Work is great. It’s challenging.

Am I living a truly engaging life? Am I authentically in the here and now? Or only following some script?

I hope to get this sorted out soon

Today I’ll enjoy reading “Being and Time.”

Memoir Break: Moved to Venice and Why?

I just moved to Venice on a sunny Thursday on July 15, 2010.

I am very aware this is shocking to some of you SF folks and readers of City of Quartz, which I have read.

This is the walk to my coffee shop:
Venice Canals in California

I moved for very different reasons. It wasn’t for a woman or a job. I am making less money, 20% less than what I’d get doing an easier, lifer job at an ad agency or tech. Believe me, I got lots of offers to work at different start-ups.

I believe that LA is the new frontier. The opportunities in Los Angeles are boundless if you can figure out how to shape into a meaningful layout its amorphous contours.

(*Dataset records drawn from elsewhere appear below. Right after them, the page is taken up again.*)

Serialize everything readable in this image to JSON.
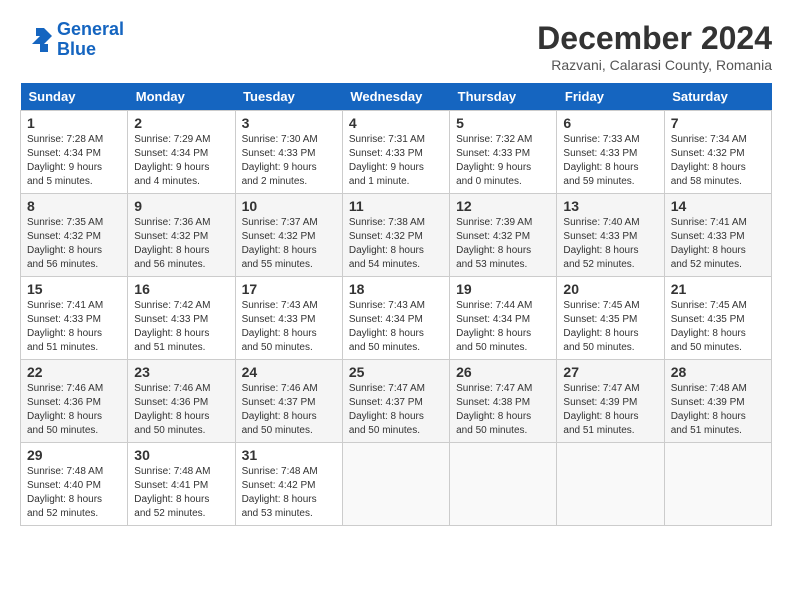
{
  "header": {
    "logo_line1": "General",
    "logo_line2": "Blue",
    "month_title": "December 2024",
    "location": "Razvani, Calarasi County, Romania"
  },
  "calendar": {
    "days_of_week": [
      "Sunday",
      "Monday",
      "Tuesday",
      "Wednesday",
      "Thursday",
      "Friday",
      "Saturday"
    ],
    "weeks": [
      [
        {
          "day": "",
          "info": ""
        },
        {
          "day": "2",
          "info": "Sunrise: 7:29 AM\nSunset: 4:34 PM\nDaylight: 9 hours and 4 minutes."
        },
        {
          "day": "3",
          "info": "Sunrise: 7:30 AM\nSunset: 4:33 PM\nDaylight: 9 hours and 2 minutes."
        },
        {
          "day": "4",
          "info": "Sunrise: 7:31 AM\nSunset: 4:33 PM\nDaylight: 9 hours and 1 minute."
        },
        {
          "day": "5",
          "info": "Sunrise: 7:32 AM\nSunset: 4:33 PM\nDaylight: 9 hours and 0 minutes."
        },
        {
          "day": "6",
          "info": "Sunrise: 7:33 AM\nSunset: 4:33 PM\nDaylight: 8 hours and 59 minutes."
        },
        {
          "day": "7",
          "info": "Sunrise: 7:34 AM\nSunset: 4:32 PM\nDaylight: 8 hours and 58 minutes."
        }
      ],
      [
        {
          "day": "8",
          "info": "Sunrise: 7:35 AM\nSunset: 4:32 PM\nDaylight: 8 hours and 56 minutes."
        },
        {
          "day": "9",
          "info": "Sunrise: 7:36 AM\nSunset: 4:32 PM\nDaylight: 8 hours and 56 minutes."
        },
        {
          "day": "10",
          "info": "Sunrise: 7:37 AM\nSunset: 4:32 PM\nDaylight: 8 hours and 55 minutes."
        },
        {
          "day": "11",
          "info": "Sunrise: 7:38 AM\nSunset: 4:32 PM\nDaylight: 8 hours and 54 minutes."
        },
        {
          "day": "12",
          "info": "Sunrise: 7:39 AM\nSunset: 4:32 PM\nDaylight: 8 hours and 53 minutes."
        },
        {
          "day": "13",
          "info": "Sunrise: 7:40 AM\nSunset: 4:33 PM\nDaylight: 8 hours and 52 minutes."
        },
        {
          "day": "14",
          "info": "Sunrise: 7:41 AM\nSunset: 4:33 PM\nDaylight: 8 hours and 52 minutes."
        }
      ],
      [
        {
          "day": "15",
          "info": "Sunrise: 7:41 AM\nSunset: 4:33 PM\nDaylight: 8 hours and 51 minutes."
        },
        {
          "day": "16",
          "info": "Sunrise: 7:42 AM\nSunset: 4:33 PM\nDaylight: 8 hours and 51 minutes."
        },
        {
          "day": "17",
          "info": "Sunrise: 7:43 AM\nSunset: 4:33 PM\nDaylight: 8 hours and 50 minutes."
        },
        {
          "day": "18",
          "info": "Sunrise: 7:43 AM\nSunset: 4:34 PM\nDaylight: 8 hours and 50 minutes."
        },
        {
          "day": "19",
          "info": "Sunrise: 7:44 AM\nSunset: 4:34 PM\nDaylight: 8 hours and 50 minutes."
        },
        {
          "day": "20",
          "info": "Sunrise: 7:45 AM\nSunset: 4:35 PM\nDaylight: 8 hours and 50 minutes."
        },
        {
          "day": "21",
          "info": "Sunrise: 7:45 AM\nSunset: 4:35 PM\nDaylight: 8 hours and 50 minutes."
        }
      ],
      [
        {
          "day": "22",
          "info": "Sunrise: 7:46 AM\nSunset: 4:36 PM\nDaylight: 8 hours and 50 minutes."
        },
        {
          "day": "23",
          "info": "Sunrise: 7:46 AM\nSunset: 4:36 PM\nDaylight: 8 hours and 50 minutes."
        },
        {
          "day": "24",
          "info": "Sunrise: 7:46 AM\nSunset: 4:37 PM\nDaylight: 8 hours and 50 minutes."
        },
        {
          "day": "25",
          "info": "Sunrise: 7:47 AM\nSunset: 4:37 PM\nDaylight: 8 hours and 50 minutes."
        },
        {
          "day": "26",
          "info": "Sunrise: 7:47 AM\nSunset: 4:38 PM\nDaylight: 8 hours and 50 minutes."
        },
        {
          "day": "27",
          "info": "Sunrise: 7:47 AM\nSunset: 4:39 PM\nDaylight: 8 hours and 51 minutes."
        },
        {
          "day": "28",
          "info": "Sunrise: 7:48 AM\nSunset: 4:39 PM\nDaylight: 8 hours and 51 minutes."
        }
      ],
      [
        {
          "day": "29",
          "info": "Sunrise: 7:48 AM\nSunset: 4:40 PM\nDaylight: 8 hours and 52 minutes."
        },
        {
          "day": "30",
          "info": "Sunrise: 7:48 AM\nSunset: 4:41 PM\nDaylight: 8 hours and 52 minutes."
        },
        {
          "day": "31",
          "info": "Sunrise: 7:48 AM\nSunset: 4:42 PM\nDaylight: 8 hours and 53 minutes."
        },
        {
          "day": "",
          "info": ""
        },
        {
          "day": "",
          "info": ""
        },
        {
          "day": "",
          "info": ""
        },
        {
          "day": "",
          "info": ""
        }
      ]
    ],
    "week0_sunday": {
      "day": "1",
      "info": "Sunrise: 7:28 AM\nSunset: 4:34 PM\nDaylight: 9 hours and 5 minutes."
    }
  }
}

Cycling: There’s a growing amount of “early adopters” who know that driving 50 miles a day is simply not sustainable, and who also believe that life spent in traffic is no way to live.

I believe that cycling takes care of the top 5 problems ailing this country:

  • heart disease
  • obesity
  • pollution
  • traffic
  • alienation

LA is slowly getting turned on to that.

Mass Transit: I’m pretty amazed that there’s mass transit in LA. There’s still the stigma of it being for lower class use and being not safe.

I’m still busy listening to LA. Every city has a different and unique message. I’m trying to figure out what LA’s message is.

There was a cutesy message of LA being the place where someone breaks your heart and your heart break becomes a source of following your path in (500) Days of Summer. They showed a use of LA’s urban core that was too cutesy: recently graduated hipsters using the subway and parks free of your fine, boho chic clothing being a hobo magnet. However, it’s a very appealing and seductive use with a message full of hope.